Gubernur Papua Barat, Drs. Dominggus Mandacan, M.Si, mengatakan bahwa panitia peringatan telah terbentuk dan persiapan terus dimatangkan, terutama terkait kebersihan, keamanan, dan ketertiban selama pelaksanaan ibadah dan kegiatan rohani.
“Pekabaran Injil di Tanah Papua dimulai dari Pulau Mansinam pada 5 Februari 1855. Tahun 2026 ini genap 171 tahun dan panitia sudah terbentuk,” ujar Dominggus Mandacan saat dikonfirmasi Tempo-Timur.com melalui WhatsApp, Jumat siang (30/1/2026) WIT.
Ia menegaskan bahwa Pemerintah Provinsi Papua Barat tidak tinggal diam, tetapi secara aktif mengambil bagian. Seluruh ASN dan tenaga honorer di lingkungan Pemprov Papua Barat dilibatkan untuk membantu panitia, khususnya dalam menjaga kebersihan Pulau Mansinam.
“Setiap tahun Pemerintah Provinsi Papua Barat selalu terlibat, dan tahun ini pun demikian. Kita jaga kebersihan supaya seluruh rangkaian ibadah berjalan dengan baik, tertib, dan penuh kekhusyukan,” tegasnya.

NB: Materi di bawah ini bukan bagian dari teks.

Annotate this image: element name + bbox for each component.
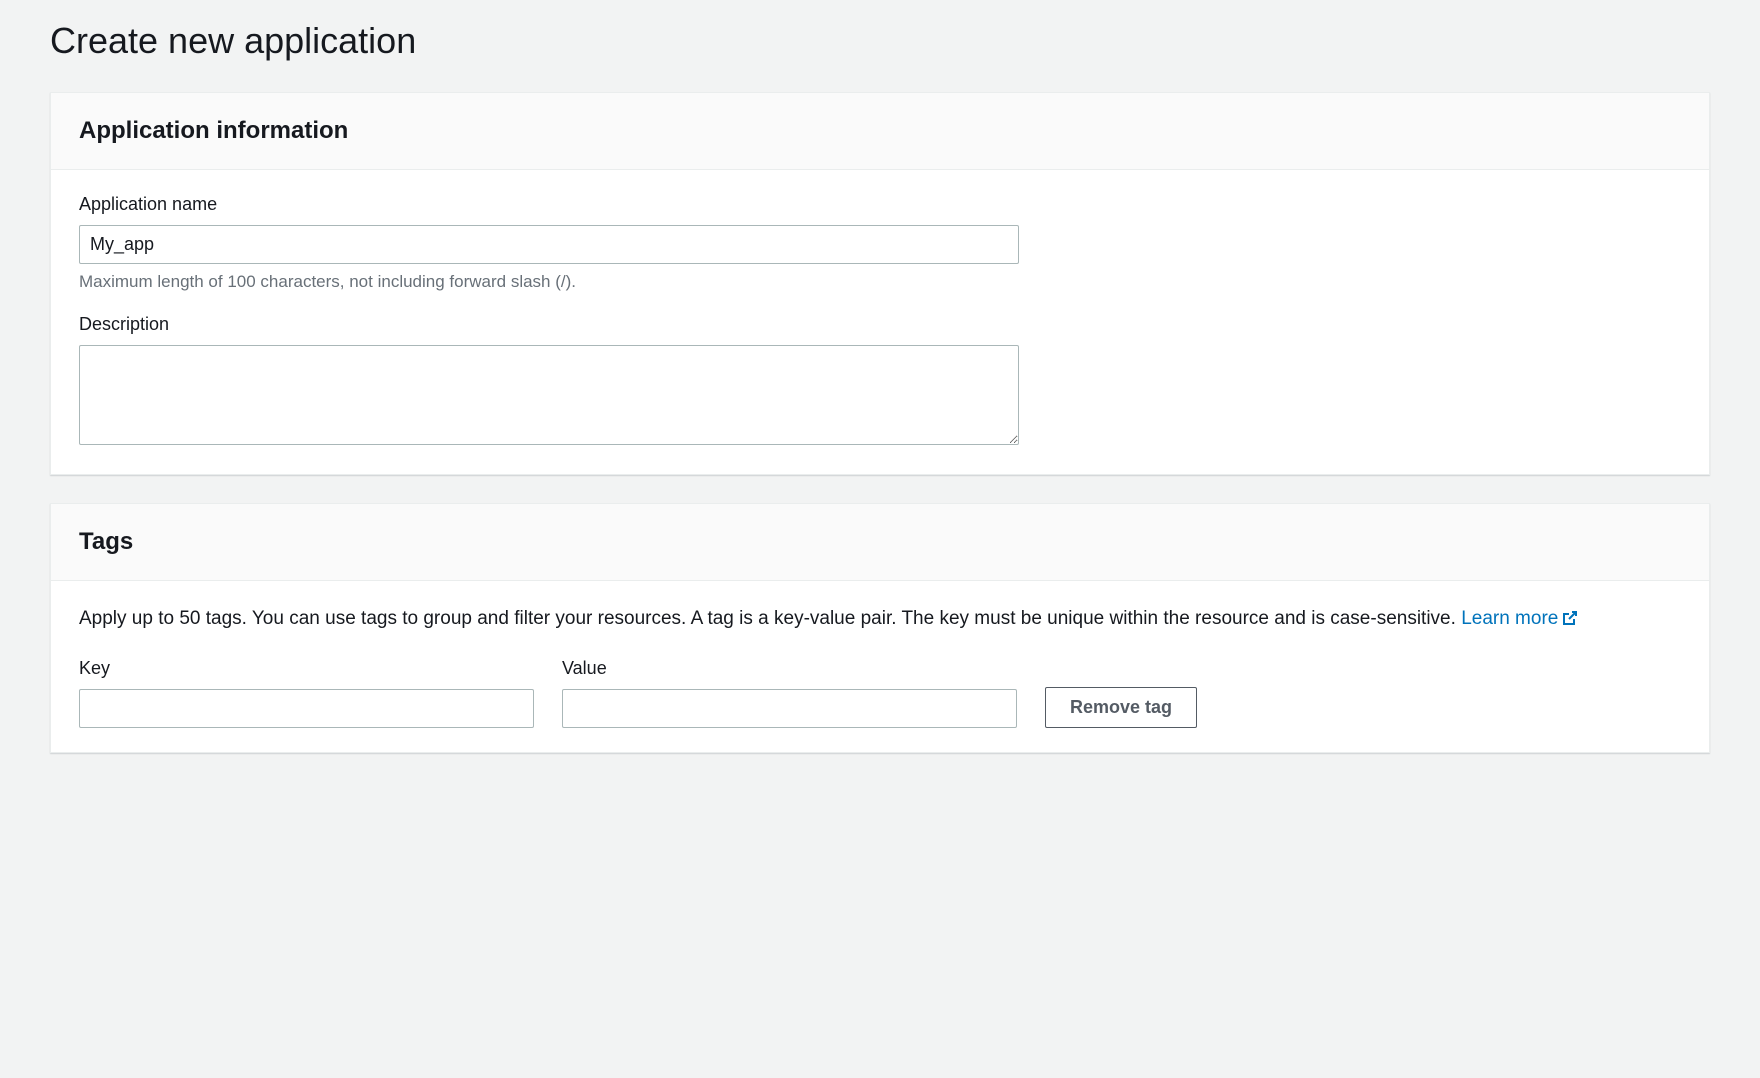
learn-more-link[interactable]: Learn more	[1461, 608, 1578, 629]
panel-header: Application information	[51, 93, 1709, 170]
tag-value-input[interactable]	[562, 689, 1017, 728]
tag-row: Key Value Remove tag	[79, 658, 1681, 728]
panel-header: Tags	[51, 504, 1709, 581]
application-name-input[interactable]	[79, 225, 1019, 264]
remove-tag-button[interactable]: Remove tag	[1045, 687, 1197, 728]
panel-body: Application name Maximum length of 100 c…	[51, 170, 1709, 474]
page-title: Create new application	[50, 0, 1710, 92]
description-label: Description	[79, 314, 1681, 335]
tag-value-label: Value	[562, 658, 1017, 679]
tag-value-column: Value	[562, 658, 1017, 728]
tags-description: Apply up to 50 tags. You can use tags to…	[79, 605, 1681, 634]
application-information-panel: Application information Application name…	[50, 92, 1710, 475]
panel-body: Apply up to 50 tags. You can use tags to…	[51, 581, 1709, 752]
tag-key-column: Key	[79, 658, 534, 728]
application-name-label: Application name	[79, 194, 1681, 215]
tag-action-column: Remove tag	[1045, 687, 1197, 728]
tag-key-label: Key	[79, 658, 534, 679]
tags-heading: Tags	[79, 528, 1681, 556]
application-name-help: Maximum length of 100 characters, not in…	[79, 272, 1681, 292]
description-field: Description	[79, 314, 1681, 450]
tags-description-text: Apply up to 50 tags. You can use tags to…	[79, 608, 1461, 629]
tag-key-input[interactable]	[79, 689, 534, 728]
application-name-field: Application name Maximum length of 100 c…	[79, 194, 1681, 292]
application-information-heading: Application information	[79, 117, 1681, 145]
tags-panel: Tags Apply up to 50 tags. You can use ta…	[50, 503, 1710, 753]
description-input[interactable]	[79, 345, 1019, 445]
external-link-icon	[1562, 607, 1578, 623]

Dominggus menekankan bahwa kebersihan bukan sekadar kegiatan seremonial, tetapi tanggung jawab moral dan iman, agar umat dapat beribadah dengan tenang tanpa gangguan.

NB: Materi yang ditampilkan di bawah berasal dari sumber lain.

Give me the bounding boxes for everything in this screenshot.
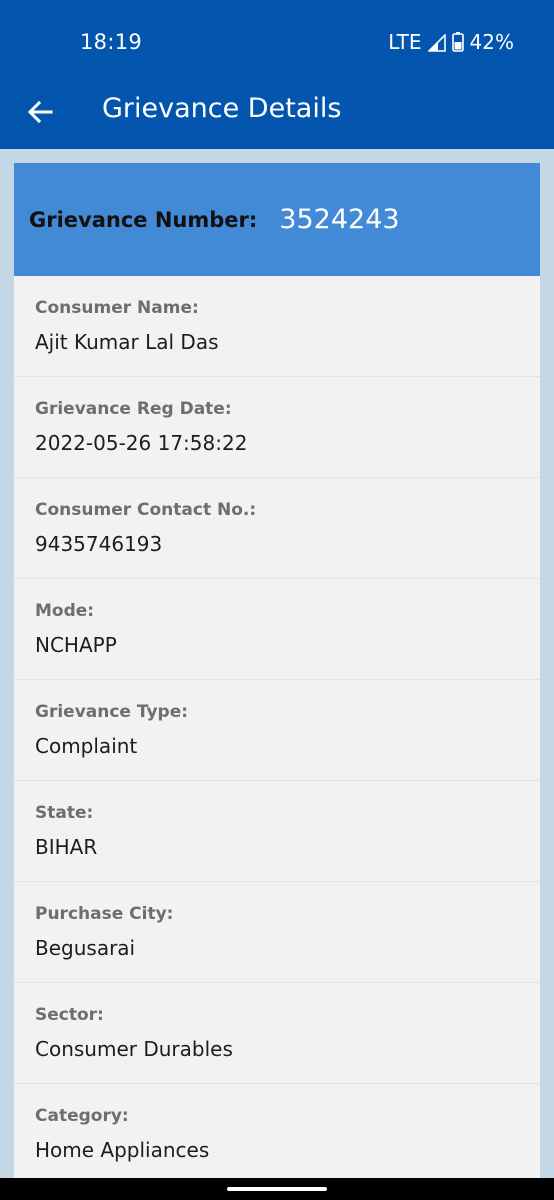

Selain kebersihan, Gubernur juga memberikan penekanan keras pada aspek keamanan, ketertiban, dan kedamaian. Ia mengingatkan bahwa peringatan Pekabaran Injil akan dihadiri banyak tamu, baik dari seluruh wilayah Tanah Papua maupun dari luar Papua.
“Saya mengajak seluruh masyarakat, khususnya di Manokwari, untuk menjaga keamanan, ketertiban, dan kedamaian. Kita ini tuan rumah. Tugas kita memastikan semua tamu datang dengan aman, beribadah dengan tenang, dan pulang membawa damai serta sukacita,” ujarnya.
Menurut Dominggus, peringatan Pekabaran Injil bukan hanya acara keagamaan, tetapi momentum persatuan dan kesaksian iman yang harus dijaga bersama. Ia menegaskan bahwa tidak boleh ada gangguan apa pun yang merusak kekhusyukan ibadah dan citra Papua Barat sebagai daerah yang damai dan religius.
“Saya ingin suasana ibadah berjalan aman, tertib, dan penuh damai. Ini tanggung jawab kita bersama,” pungkasnya.